Suppose now that we instead fix an almost complex structure $J$ on $M$ and there exists a nondegenerate 2-form $\beta$ which tames $J$. Does there necessarily exist a symplectic form (a nondegenerate and closed 2-form) which tames $J$?
More generally, are there any sufficient conditions for the existence of a symplectic structure which tames a given almost complex structure?
 A: An almost complex structure on a manifold is not necessarily tamed by a symplectic form (except of course in real dimension 2).
For instance there exist complex manifolds, i.e. manifolds that support (integrable almost) complex structures, which do not support any symplectic structure (hence are not Kaehler). The typical example is the (complex) quotient manifold $(\mathbb{C}^4 \setminus \{0\})/\{z \sim 2z\}$ which is diffeomorphic to $S^3 \times S^1$.
If one restricts attention to manifolds $M$ which admit a symplectic form, the answer is still no. The rough reason for this fact is that almost complex structures are extremely flexible objects in real dimension greater than 2, whereas symplectic forms are not. I shall sketch how to produce a counter-example in a local chart, morally by exhibiting a locally defined almost complex structure $J$ which admits a nonconstant null-homologous $J$-curve (which, by Stoke's theorem, is incompatible with the presence of a symplectic form taming $J$).
Step 1: Given a moving frame $x \mapsto F(x) = (f_1(x), \dots, f_{2n}(x))$ on an open set $U \subset \mathbb{R}^{2n}$, we can produce an almost complex structure $J_F$ on $U$ as follows: for each each $x \in U$ and for each $i = 1, \dots, n$ set $J_F(f_{2i-1}) = f_{2i}$, $J_F(f_{2i}) = - f_{2i-1}$ and extend $J_F$ to $T_xU$ by linearity.
Step  2: Embed the 2-torus inside $\mathbb{R}^3$ in the most standard way. It is not difficult to show that there is a 3-frame $F' = (f'_1, f'_2, f'_3)$ along this torus such that the first two vector fields are tangent to the torus.

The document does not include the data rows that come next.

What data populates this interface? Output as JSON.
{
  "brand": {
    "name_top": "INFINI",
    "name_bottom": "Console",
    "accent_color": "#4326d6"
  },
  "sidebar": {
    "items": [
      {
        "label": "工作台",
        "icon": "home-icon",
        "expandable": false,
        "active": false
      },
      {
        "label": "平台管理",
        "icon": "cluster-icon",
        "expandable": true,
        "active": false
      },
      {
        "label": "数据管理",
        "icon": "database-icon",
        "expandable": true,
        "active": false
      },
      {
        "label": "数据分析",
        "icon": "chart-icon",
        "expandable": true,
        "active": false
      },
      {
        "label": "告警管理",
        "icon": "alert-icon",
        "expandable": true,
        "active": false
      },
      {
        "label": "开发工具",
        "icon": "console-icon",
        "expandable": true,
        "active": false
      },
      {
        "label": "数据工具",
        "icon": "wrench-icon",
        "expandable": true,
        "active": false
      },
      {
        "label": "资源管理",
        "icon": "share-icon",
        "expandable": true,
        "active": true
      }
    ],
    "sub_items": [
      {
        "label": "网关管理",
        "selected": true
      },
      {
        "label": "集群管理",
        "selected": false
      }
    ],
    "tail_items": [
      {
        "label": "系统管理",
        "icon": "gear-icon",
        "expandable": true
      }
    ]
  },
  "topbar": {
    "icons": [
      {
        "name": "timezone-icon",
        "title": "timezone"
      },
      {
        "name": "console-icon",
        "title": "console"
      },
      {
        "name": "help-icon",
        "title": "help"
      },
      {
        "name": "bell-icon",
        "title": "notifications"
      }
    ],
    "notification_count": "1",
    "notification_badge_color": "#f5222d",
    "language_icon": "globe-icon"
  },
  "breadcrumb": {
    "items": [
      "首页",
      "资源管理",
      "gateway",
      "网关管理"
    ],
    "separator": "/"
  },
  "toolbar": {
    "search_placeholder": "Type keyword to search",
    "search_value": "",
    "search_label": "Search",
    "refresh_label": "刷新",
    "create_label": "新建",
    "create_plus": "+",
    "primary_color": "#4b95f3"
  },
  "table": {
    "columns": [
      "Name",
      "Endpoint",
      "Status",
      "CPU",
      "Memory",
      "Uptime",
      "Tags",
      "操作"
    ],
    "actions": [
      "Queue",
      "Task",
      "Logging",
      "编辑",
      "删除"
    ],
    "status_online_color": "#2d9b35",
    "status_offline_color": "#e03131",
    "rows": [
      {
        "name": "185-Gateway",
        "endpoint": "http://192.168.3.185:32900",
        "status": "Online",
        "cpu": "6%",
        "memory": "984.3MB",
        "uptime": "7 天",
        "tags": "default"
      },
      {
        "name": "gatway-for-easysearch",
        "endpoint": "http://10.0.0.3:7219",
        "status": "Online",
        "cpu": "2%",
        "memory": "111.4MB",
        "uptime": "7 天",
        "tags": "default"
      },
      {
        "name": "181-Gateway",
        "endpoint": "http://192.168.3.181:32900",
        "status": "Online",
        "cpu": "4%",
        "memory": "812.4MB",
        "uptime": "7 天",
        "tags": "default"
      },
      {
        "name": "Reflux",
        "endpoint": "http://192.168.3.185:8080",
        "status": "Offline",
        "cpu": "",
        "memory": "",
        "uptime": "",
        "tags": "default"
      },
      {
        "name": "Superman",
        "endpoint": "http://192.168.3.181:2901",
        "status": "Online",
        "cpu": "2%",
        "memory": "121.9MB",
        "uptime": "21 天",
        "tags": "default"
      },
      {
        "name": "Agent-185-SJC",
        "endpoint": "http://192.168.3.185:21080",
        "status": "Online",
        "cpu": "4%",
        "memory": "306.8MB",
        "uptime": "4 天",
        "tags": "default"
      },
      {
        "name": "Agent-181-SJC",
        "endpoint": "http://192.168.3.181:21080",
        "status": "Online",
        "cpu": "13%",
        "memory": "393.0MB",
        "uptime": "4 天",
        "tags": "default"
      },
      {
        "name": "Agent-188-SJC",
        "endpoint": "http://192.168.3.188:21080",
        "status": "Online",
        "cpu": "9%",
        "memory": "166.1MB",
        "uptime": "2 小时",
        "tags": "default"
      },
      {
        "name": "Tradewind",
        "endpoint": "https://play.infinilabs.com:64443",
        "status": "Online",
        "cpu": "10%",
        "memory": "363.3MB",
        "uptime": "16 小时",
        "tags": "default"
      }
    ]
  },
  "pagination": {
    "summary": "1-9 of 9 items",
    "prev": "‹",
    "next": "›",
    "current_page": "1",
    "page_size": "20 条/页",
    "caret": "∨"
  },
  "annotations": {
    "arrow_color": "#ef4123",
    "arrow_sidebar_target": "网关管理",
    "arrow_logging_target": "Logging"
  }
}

Step 3: The embedding $\mathbb{R}^3 \hookrightarrow \mathbb{R}^3 \times \{0\} \subset \mathbb{R}^3 \times \mathbb{R}^{2n-3}$ embeds also the torus, so we can complete $F'$ into a moving $2n$-frame $F$ along this (new) torus $T$. However we shall not choose any completion: we shall ask for it to be such that the resulting map $F : T \to \{\mbox{$2n$-frames}\} \cong Gl_{\mathbb{R}}(2n)$ be null-homotopic.

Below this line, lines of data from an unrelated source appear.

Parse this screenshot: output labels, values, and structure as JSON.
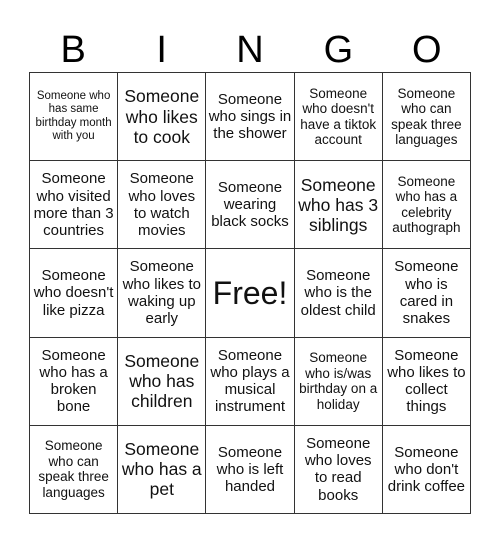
{
  "header": {
    "letters": [
      "B",
      "I",
      "N",
      "G",
      "O"
    ]
  },
  "grid": {
    "rows": [
      [
        "Someone who has same birthday month with you",
        "Someone who likes to cook",
        "Someone who sings in the shower",
        "Someone who doesn't have a tiktok account",
        "Someone who can speak three languages"
      ],
      [
        "Someone who visited more than 3 countries",
        "Someone who loves to watch movies",
        "Someone wearing black socks",
        "Someone who has 3 siblings",
        "Someone who has a celebrity authograph"
      ],
      [
        "Someone who doesn't like pizza",
        "Someone who likes to waking up early",
        "Free!",
        "Someone who is the oldest child",
        "Someone who is cared in snakes"
      ],
      [
        "Someone who has a broken bone",
        "Someone who has children",
        "Someone who plays a musical instrument",
        "Someone who is/was birthday on a holiday",
        "Someone who likes to collect things"
      ],
      [
        "Someone who can speak three languages",
        "Someone who has a pet",
        "Someone who is left handed",
        "Someone who loves to read books",
        "Someone who don't drink coffee"
      ]
    ]
  }
}
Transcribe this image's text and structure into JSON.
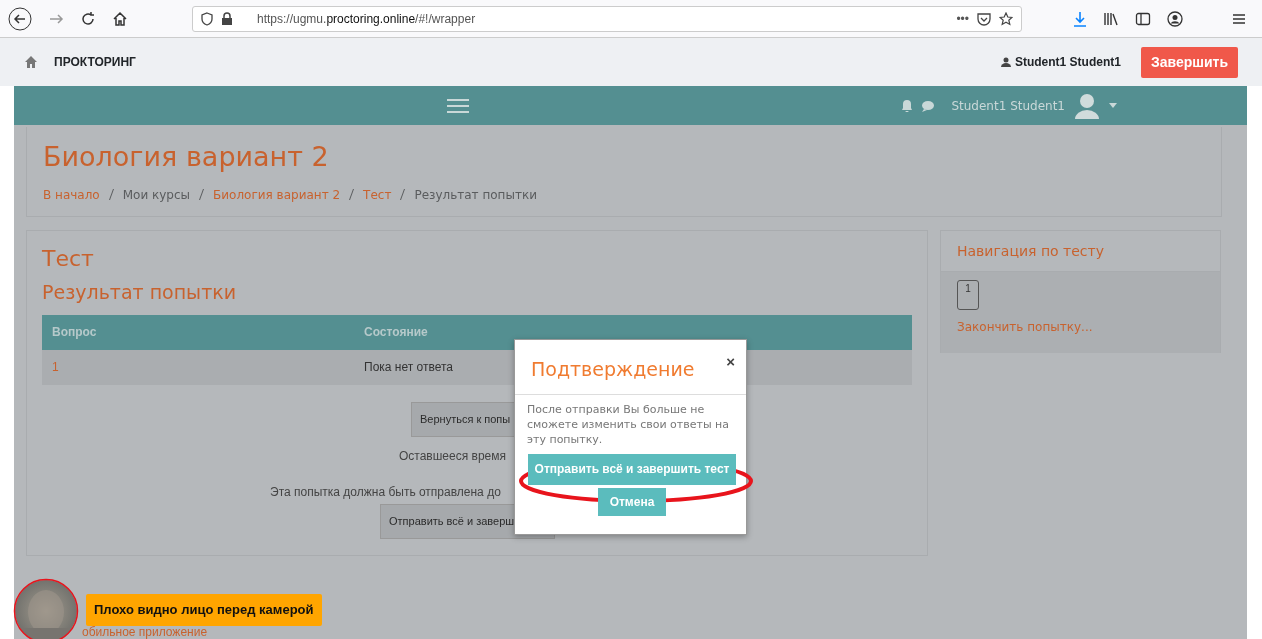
{
  "browser": {
    "url": "https://ugmu.**proctoring.online**/#!/wrapper",
    "menu_dots": "•••"
  },
  "app_header": {
    "brand": "ПРОКТОРИНГ",
    "user": "Student1 Student1",
    "finish_button": "Завершить"
  },
  "navbar": {
    "user": "Student1 Student1"
  },
  "page_header": {
    "title": "Биология вариант 2",
    "breadcrumbs": [
      {
        "label": "В начало",
        "link": true
      },
      {
        "label": "Мои курсы",
        "link": false
      },
      {
        "label": "Биология вариант 2",
        "link": true
      },
      {
        "label": "Тест",
        "link": true
      },
      {
        "label": "Результат попытки",
        "link": false
      }
    ]
  },
  "quiz": {
    "title": "Тест",
    "subtitle": "Результат попытки",
    "table": {
      "columns": [
        "Вопрос",
        "Состояние"
      ],
      "rows": [
        [
          "1",
          "Пока нет ответа"
        ]
      ]
    },
    "return_button": "Вернуться к попы",
    "time_text": "Оставшееся время",
    "deadline_text": "Эта попытка должна быть отправлена до",
    "submit_button": "Отправить всё и заверш"
  },
  "navigation": {
    "title": "Навигация по тесту",
    "questions": [
      {
        "label": "1"
      }
    ],
    "finish_link": "Закончить попытку..."
  },
  "modal": {
    "title": "Подтверждение",
    "close": "×",
    "message": "После отправки Вы больше не сможете изменить свои ответы на эту попытку.",
    "submit_button": "Отправить всё и завершить тест",
    "cancel_button": "Отмена"
  },
  "camera": {
    "alert": "Плохо видно лицо перед камерой"
  },
  "footer_link": "обильное приложение"
}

Step 4: By the last requirement, it is possible to extend $\left. F \right|_T$ into a moving $2n$-frame $F$ defined over the whole $\mathbb{R}^{2n}$. Consequently, we get an almost complex structure $J_F$.
Step 5: Suppose that there exists a symplectic form $\omega$ (on a ball $B \subset \mathbb{R}^{2n}$ containing $T$) which tames $J_F$, so that $\omega_x(v, J_F v) > 0$ for all $x \in B$ and nonzero $v \in T_x B$. Since the two vector fields $f'_1$ and $f'_2 = J_F(f'_1)$ of $F$ form a moving 2-frame for $T$, it follows that $\int_T \omega > 0$. But $T = \partial N$ for some embedded 3-manifold $N$ in $\mathbb{R}^{2n}$, hence $\int_T \omega = \int_N \mathrm{d}\omega = 0$. This contradiction proves that there is no symplectic form taming $J_F$.
Remark: Steps 2-3-4 are intertwined to the extend that they could be done in other orders, for example one could choose $f'_1$ and $f'_2$ tangent to $T$ in step 2 in such a way that the trivial completion in step 3 would make $F$ null-homotopic. An argument about how to do so follows similar lines to my answer to this MSE question.
I do not know whether an almost complex structure $J$ which does not admit null-homologous nonconstant $J$-curves could be tamed by a symplectic structures; there might be other, subtler obstructions to consider. In fact, I do not know any (nontrivial) sufficient or necessary condition on $J$ for it to be tamed by a symplectic structure.